この間も私が○大あてに書いたメールを見た雪だるまに「君がこんなに中国語を書けるとは知らなかった。英語よりうまいじゃん」と言われ、がああああん!としばらく背中を丸めた団子虫状態になったくらい落ち込んだ。

「褒められて落ち込むことないじゃん?」と思われるかもしれないが、私の認識では書き言葉に関しては、英語の方が中国語よりややましなはずなのである。それなのに雪だるまが「中国語の方がまし」と言ったということは、英語ネイティブの雪だるまから見て、私の英語は私が思っている以上に下手(私が低水準だと認識している中国語以上に低水準)だということである。これが、があああん!でなくてなんであろうか。
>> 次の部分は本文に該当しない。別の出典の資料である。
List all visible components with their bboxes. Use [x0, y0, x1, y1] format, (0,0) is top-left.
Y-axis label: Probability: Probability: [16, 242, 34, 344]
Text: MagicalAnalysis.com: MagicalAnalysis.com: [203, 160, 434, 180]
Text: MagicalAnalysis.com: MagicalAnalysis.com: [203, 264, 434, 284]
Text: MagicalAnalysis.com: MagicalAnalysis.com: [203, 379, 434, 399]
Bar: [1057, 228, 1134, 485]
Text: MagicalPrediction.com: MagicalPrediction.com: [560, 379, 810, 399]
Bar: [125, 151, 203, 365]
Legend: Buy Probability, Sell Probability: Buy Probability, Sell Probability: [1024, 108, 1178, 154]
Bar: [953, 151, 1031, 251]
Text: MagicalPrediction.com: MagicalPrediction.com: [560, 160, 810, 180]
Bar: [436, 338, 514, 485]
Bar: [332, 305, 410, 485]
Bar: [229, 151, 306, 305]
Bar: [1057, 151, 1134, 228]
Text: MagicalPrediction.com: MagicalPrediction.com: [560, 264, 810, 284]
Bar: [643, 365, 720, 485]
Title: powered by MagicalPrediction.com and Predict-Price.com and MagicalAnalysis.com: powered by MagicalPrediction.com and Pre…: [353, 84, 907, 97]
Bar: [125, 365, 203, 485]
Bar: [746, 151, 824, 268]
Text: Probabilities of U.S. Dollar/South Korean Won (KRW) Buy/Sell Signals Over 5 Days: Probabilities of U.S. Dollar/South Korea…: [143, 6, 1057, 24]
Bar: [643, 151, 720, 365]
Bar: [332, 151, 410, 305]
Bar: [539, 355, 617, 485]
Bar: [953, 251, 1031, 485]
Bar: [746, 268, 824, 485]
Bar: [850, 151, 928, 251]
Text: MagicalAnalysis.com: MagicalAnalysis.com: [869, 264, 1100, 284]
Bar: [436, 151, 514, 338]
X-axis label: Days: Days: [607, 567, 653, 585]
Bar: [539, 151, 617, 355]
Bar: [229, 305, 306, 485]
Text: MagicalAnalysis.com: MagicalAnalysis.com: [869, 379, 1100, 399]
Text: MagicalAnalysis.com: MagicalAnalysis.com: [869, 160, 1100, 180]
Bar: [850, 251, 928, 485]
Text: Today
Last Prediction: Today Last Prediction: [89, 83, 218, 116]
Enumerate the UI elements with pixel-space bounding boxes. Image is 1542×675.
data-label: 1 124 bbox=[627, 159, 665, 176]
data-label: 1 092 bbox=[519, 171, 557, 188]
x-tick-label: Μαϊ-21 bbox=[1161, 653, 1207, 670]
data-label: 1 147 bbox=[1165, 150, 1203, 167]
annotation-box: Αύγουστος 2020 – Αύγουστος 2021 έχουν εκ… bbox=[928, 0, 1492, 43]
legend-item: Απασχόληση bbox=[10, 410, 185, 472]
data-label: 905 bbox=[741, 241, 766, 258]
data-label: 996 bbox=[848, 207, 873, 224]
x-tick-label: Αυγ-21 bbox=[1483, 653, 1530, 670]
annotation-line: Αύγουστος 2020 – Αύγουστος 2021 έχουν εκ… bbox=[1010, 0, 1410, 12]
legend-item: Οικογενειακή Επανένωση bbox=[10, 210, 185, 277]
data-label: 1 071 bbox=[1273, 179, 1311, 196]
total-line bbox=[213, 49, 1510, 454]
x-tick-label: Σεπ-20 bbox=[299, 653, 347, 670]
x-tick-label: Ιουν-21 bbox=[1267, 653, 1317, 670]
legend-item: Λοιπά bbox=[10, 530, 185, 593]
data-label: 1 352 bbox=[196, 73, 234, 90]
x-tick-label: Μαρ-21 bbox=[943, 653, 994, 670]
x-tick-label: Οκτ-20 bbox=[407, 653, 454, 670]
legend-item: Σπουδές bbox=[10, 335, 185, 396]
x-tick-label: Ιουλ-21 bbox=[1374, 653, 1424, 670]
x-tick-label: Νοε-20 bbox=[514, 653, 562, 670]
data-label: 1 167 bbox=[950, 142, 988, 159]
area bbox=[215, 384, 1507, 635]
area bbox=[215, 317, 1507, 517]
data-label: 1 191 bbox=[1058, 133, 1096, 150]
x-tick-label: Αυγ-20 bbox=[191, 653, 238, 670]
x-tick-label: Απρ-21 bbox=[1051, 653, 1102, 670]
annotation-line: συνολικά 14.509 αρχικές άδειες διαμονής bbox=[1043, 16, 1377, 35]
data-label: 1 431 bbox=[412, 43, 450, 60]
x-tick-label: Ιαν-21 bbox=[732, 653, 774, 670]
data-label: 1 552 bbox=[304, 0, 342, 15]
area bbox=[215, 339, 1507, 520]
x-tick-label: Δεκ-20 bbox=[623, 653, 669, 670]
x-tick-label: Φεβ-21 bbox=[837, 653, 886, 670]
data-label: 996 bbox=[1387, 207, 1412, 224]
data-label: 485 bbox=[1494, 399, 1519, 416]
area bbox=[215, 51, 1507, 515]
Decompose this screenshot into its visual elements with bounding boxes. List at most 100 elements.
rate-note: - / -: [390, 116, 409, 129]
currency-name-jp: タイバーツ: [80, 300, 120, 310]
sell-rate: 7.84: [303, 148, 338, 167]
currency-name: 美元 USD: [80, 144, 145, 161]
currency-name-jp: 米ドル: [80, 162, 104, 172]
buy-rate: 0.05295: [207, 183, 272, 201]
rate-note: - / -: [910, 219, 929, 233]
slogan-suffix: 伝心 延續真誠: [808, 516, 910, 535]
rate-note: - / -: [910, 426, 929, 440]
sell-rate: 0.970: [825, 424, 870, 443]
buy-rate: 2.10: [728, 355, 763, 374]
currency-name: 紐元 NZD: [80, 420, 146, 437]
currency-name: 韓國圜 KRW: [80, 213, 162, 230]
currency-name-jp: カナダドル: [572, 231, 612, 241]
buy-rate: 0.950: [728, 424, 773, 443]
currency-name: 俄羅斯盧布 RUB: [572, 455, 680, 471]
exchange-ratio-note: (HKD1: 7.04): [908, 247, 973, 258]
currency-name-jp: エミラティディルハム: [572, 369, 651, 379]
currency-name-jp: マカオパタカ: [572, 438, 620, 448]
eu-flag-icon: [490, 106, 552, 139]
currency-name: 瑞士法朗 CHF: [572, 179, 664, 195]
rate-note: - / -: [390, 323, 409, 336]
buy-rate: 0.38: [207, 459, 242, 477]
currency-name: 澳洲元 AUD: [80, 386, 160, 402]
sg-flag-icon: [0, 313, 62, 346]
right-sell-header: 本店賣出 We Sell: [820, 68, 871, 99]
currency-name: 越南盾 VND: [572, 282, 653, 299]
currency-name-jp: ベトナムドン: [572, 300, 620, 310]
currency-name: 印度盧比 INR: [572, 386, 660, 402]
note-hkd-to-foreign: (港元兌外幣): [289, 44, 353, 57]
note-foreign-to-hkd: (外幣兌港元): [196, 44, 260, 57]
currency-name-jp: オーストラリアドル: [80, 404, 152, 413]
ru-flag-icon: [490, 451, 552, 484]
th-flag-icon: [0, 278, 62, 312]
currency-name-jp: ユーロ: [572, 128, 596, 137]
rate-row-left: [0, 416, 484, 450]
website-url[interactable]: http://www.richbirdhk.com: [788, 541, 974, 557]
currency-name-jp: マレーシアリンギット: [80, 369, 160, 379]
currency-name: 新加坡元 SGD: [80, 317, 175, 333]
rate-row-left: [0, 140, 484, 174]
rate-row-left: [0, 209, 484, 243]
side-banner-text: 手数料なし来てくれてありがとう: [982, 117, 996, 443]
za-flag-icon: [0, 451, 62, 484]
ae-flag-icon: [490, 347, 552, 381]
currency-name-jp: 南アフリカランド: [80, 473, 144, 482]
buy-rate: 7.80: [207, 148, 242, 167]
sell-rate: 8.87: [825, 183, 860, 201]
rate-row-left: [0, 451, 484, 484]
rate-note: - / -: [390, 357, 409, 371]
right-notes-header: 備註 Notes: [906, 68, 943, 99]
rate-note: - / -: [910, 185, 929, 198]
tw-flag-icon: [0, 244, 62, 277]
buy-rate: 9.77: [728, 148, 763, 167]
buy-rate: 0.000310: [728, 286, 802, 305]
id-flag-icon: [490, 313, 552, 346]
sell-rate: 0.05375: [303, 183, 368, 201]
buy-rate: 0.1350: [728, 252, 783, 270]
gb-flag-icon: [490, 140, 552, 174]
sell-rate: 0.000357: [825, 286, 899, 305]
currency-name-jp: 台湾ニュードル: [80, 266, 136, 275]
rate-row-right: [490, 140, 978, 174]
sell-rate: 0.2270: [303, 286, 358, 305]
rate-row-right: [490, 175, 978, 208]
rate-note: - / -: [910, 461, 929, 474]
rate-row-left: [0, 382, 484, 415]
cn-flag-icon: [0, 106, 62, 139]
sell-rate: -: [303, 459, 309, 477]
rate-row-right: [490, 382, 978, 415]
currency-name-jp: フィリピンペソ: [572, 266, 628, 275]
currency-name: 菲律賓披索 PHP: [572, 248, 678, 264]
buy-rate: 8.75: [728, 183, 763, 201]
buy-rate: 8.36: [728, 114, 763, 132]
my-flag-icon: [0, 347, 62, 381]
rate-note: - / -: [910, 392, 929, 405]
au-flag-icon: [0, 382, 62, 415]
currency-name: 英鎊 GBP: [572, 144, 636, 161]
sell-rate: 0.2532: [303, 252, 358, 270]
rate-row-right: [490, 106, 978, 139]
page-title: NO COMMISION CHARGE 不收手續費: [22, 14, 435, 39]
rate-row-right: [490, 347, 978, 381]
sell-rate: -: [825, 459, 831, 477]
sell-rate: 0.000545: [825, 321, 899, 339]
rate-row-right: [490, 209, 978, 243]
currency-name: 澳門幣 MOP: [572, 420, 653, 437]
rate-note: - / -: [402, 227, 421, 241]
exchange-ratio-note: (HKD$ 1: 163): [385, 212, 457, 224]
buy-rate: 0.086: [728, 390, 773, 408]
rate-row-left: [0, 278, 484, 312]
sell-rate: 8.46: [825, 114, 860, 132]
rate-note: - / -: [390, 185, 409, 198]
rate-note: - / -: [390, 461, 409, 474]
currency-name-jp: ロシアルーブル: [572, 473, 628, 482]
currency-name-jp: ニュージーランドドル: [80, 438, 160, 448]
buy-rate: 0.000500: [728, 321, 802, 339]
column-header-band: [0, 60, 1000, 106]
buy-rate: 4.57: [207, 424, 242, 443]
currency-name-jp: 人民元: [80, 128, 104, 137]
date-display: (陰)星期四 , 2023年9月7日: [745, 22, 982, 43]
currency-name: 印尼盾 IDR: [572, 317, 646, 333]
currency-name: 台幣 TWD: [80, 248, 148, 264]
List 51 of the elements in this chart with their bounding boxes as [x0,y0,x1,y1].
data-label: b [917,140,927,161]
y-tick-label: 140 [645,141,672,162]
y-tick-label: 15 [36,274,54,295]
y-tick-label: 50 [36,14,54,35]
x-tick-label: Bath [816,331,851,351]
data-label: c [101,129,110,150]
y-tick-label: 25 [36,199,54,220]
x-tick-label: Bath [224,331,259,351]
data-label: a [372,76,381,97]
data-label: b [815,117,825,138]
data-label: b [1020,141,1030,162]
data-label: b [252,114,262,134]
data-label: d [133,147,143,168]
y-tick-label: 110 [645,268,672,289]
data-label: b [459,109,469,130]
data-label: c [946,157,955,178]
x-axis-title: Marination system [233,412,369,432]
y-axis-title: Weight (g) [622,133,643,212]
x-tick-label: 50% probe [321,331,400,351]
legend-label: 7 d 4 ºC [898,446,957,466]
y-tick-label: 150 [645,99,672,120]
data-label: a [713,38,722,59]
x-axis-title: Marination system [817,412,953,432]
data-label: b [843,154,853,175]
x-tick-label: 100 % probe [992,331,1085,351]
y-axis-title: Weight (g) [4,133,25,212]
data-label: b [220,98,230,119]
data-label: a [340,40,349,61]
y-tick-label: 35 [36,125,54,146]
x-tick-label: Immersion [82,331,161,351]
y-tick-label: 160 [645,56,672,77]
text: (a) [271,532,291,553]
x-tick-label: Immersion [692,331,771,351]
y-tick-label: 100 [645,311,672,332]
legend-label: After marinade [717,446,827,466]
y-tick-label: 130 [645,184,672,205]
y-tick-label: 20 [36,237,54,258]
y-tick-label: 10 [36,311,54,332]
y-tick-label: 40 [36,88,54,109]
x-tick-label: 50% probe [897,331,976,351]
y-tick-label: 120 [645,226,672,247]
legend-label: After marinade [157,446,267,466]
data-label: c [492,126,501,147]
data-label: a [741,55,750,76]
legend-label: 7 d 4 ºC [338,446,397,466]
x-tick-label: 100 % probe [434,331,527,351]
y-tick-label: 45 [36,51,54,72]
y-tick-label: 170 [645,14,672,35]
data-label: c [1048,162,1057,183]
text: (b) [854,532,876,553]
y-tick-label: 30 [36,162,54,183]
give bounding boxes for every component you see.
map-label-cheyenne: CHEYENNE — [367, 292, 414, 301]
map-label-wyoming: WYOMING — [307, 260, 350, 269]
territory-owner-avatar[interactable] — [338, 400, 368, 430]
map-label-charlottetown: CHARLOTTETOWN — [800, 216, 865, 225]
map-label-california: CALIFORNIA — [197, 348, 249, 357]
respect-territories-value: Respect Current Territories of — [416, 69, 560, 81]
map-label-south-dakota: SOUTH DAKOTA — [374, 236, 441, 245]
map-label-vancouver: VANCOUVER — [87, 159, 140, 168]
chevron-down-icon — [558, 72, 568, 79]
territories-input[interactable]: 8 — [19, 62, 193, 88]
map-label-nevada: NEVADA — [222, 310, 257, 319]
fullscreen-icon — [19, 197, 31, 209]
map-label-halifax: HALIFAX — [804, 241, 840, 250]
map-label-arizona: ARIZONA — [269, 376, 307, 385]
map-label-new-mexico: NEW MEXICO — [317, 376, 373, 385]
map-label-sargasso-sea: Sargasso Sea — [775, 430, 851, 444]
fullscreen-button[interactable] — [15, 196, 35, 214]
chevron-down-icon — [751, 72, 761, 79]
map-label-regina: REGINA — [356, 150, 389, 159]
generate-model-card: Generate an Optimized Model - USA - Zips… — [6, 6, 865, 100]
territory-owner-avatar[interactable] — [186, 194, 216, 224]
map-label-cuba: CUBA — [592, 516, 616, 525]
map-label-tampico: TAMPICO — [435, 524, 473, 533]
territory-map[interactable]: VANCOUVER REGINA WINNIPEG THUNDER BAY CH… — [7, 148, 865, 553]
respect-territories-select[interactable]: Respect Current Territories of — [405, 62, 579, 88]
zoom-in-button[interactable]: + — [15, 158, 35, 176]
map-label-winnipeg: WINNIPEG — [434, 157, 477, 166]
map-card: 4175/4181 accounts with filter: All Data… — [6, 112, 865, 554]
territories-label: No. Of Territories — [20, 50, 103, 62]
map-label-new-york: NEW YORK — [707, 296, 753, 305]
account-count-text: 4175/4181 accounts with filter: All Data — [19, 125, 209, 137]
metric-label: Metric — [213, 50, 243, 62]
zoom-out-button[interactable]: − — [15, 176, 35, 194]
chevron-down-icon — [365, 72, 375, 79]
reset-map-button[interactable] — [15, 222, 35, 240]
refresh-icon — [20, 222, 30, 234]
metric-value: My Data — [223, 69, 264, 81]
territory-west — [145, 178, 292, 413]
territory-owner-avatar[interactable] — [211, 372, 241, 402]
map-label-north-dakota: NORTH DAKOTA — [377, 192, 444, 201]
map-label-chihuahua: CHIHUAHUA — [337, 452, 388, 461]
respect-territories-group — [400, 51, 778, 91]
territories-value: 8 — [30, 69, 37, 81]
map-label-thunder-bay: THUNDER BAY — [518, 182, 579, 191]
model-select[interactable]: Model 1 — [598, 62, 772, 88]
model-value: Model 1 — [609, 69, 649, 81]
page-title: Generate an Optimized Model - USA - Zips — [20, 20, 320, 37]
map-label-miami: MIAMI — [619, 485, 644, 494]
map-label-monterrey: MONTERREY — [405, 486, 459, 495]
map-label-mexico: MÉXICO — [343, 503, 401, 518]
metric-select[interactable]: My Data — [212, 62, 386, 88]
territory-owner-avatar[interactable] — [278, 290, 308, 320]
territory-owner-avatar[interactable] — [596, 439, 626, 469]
「中国語うまいじゃん」にしたところで、そもそも雪だるまは中国語ネイティブではない。私同様、中国語の文章の上手下手に関し、正確な判断力などないのだ。彼の言う「うまいじゃん」なんか、全然意味ないのである。したがって冒頭の雪だるまの発言からわかる事実はただひとつ。「私の英語は、実は私が思っている以上に下手!」だけである。失意体前屈。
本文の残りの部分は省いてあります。